Set-Off Right Must Be Contained in Plans
Employers often ask counsel whether they can recover a benefit overpayment by reducing future benefit payments until the overpayment is recovered. The U.S. Court of Appeals for the Seventh Circuit has determined that this is in fact possible: In Northcutt v. General Motors Hourly-Rate Employees Pension Plan, the court held that plan contractual provisions may be used to reduce or suspend a participant’s benefits to recoup a benefit overpayment.
The facts of the case are as follows: A pension plan allowed the plan to reduce benefits paid to a participant who received Social Security disability benefits. The plan further provided that if a participant received benefits and later received a retroactive Social Security benefit, the participant must repay the plan for any overpaid benefits. Two employees who received disability benefits unreduced for Social Security benefits refused to reimburse the plan. The participants brought a lawsuit alleging that the plan’s contractually based reimbursement provision violated the statutory structure and policies of ERISA.

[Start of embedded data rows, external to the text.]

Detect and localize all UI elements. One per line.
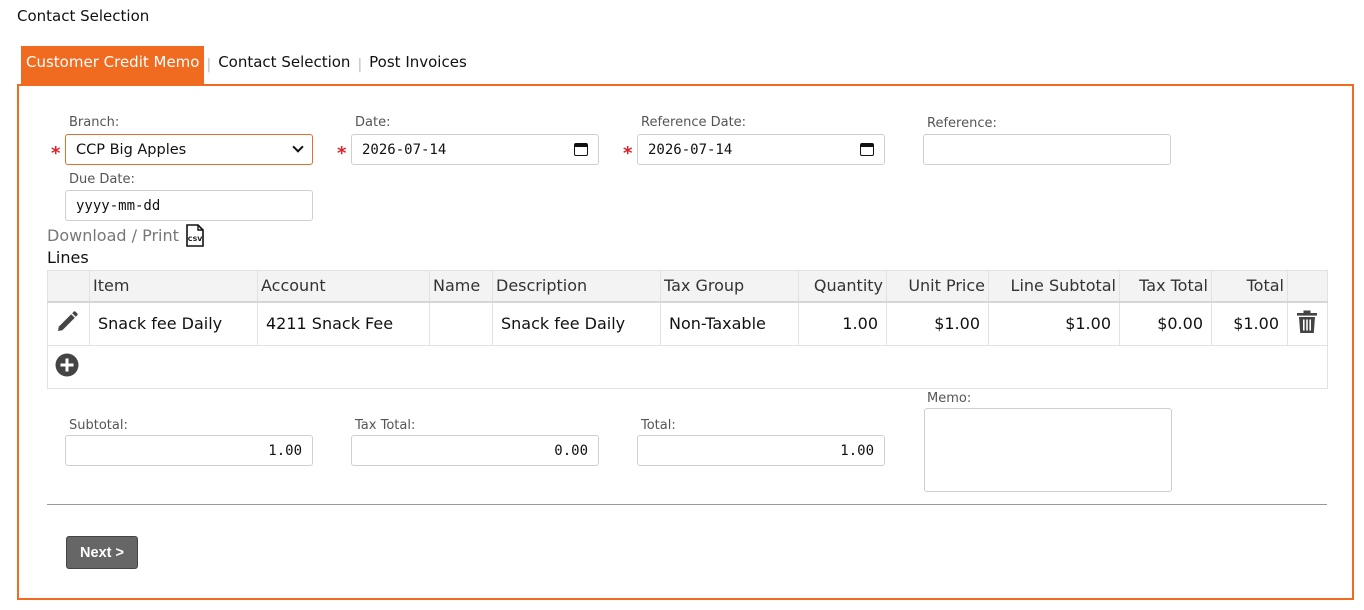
total-field[interactable]: 1.00 [637,435,885,466]
download-print-label: Download / Print [47,226,179,245]
tab-separator: | [206,56,212,73]
memo-label: Memo: [927,391,972,406]
column-header-total[interactable]: Total [1211,270,1288,303]
lines-heading: Lines [47,248,89,267]
pencil-icon[interactable] [55,310,79,334]
add-circle-icon[interactable] [55,353,79,377]
calendar-icon[interactable] [574,143,588,156]
column-header-tax-total[interactable]: Tax Total [1119,270,1212,303]
cell-tax-group: Non-Taxable [660,301,799,346]
required-marker: * [337,143,347,164]
calendar-icon[interactable] [860,143,874,156]
column-header-name[interactable]: Name [429,270,493,303]
trash-icon[interactable] [1296,310,1318,334]
cell-description: Snack fee Daily [492,301,661,346]
csv-file-icon[interactable]: CSV [185,224,205,247]
branch-select-value: CCP Big Apples [76,141,187,158]
lines-table: Item Account Name Description Tax Group … [47,270,1328,389]
column-header-description[interactable]: Description [492,270,661,303]
tab-contact-selection[interactable]: Contact Selection [213,46,355,84]
column-header-edit [47,270,90,303]
reference-date-input[interactable]: 2026-07-14 [637,134,885,165]
reference-date-label: Reference Date: [641,115,747,130]
tab-bar: Customer Credit Memo | Contact Selection… [21,46,472,84]
date-label: Date: [355,115,391,130]
subtotal-field[interactable]: 1.00 [65,435,313,466]
total-label: Total: [641,418,676,433]
tab-separator: | [357,56,363,73]
cell-account: 4211 Snack Fee [257,301,430,346]
add-line-row [47,345,1328,389]
table-row: Snack fee Daily 4211 Snack Fee Snack fee… [47,301,1328,346]
cell-name [429,301,493,346]
reference-date-input-value: 2026-07-14 [648,141,733,158]
subtotal-label: Subtotal: [69,418,128,433]
cell-item: Snack fee Daily [89,301,258,346]
chevron-down-icon [292,141,304,153]
reference-label: Reference: [927,116,997,131]
next-button[interactable]: Next > [66,536,138,569]
column-header-account[interactable]: Account [257,270,430,303]
tab-customer-credit-memo[interactable]: Customer Credit Memo [21,46,205,84]
cell-total: $1.00 [1211,301,1288,346]
column-header-tax-group[interactable]: Tax Group [660,270,799,303]
due-date-label: Due Date: [69,172,135,187]
column-header-delete [1287,270,1328,303]
tab-post-invoices[interactable]: Post Invoices [364,46,472,84]
branch-label: Branch: [69,115,120,130]
column-header-quantity[interactable]: Quantity [798,270,887,303]
download-print-link[interactable]: Download / Print CSV [47,224,205,247]
date-input[interactable]: 2026-07-14 [351,134,599,165]
edit-cell [47,301,90,346]
column-header-unit-price[interactable]: Unit Price [886,270,989,303]
branch-select[interactable]: CCP Big Apples [65,134,313,165]
add-line-cell [47,345,1328,389]
column-header-line-subtotal[interactable]: Line Subtotal [988,270,1120,303]
page-title: Contact Selection [17,7,150,25]
cell-unit-price: $1.00 [886,301,989,346]
required-marker: * [623,143,633,164]
cell-line-subtotal: $1.00 [988,301,1120,346]
cell-tax-total: $0.00 [1119,301,1212,346]
table-header-row: Item Account Name Description Tax Group … [47,270,1328,303]
due-date-input[interactable]: yyyy-mm-dd [65,190,313,221]
memo-textarea[interactable] [924,408,1172,492]
date-input-value: 2026-07-14 [362,141,447,158]
cell-quantity: 1.00 [798,301,887,346]
csv-icon-text: CSV [188,235,203,243]
credit-memo-panel: Branch: * CCP Big Apples Date: * 2026-07… [17,84,1354,600]
column-header-item[interactable]: Item [89,270,258,303]
delete-cell [1287,301,1328,346]
section-divider [47,504,1327,505]
tax-total-field[interactable]: 0.00 [351,435,599,466]
reference-input[interactable] [923,134,1171,165]
required-marker: * [51,143,61,164]
tax-total-label: Tax Total: [355,418,416,433]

The court determined that Supreme Court decisions related to plan reimbursement do not address the contractual reimbursement arrangement found in the plan at issue. The participant’s position overlooked the fact that ERISA was designed to ensure the integrity of written plans and to enforce them as written. Similarly, according to the court, the participants overlooked the important role that reimbursement of overpaid plan benefits plays in the continuing viability of plans for all participants and beneficiaries.
Although this case applied to a pension plan, it can also be applied to other benefit plans such as defined contribution retirement plans, medical plans and disability plans. For example, many long-term disability plans contain a Social Security set-off provision similar to that found in the plan in Northcutt. Plan sponsors should consult with counsel to ensure that appropriate set-off language is contained in plan documents and summary plan descriptions.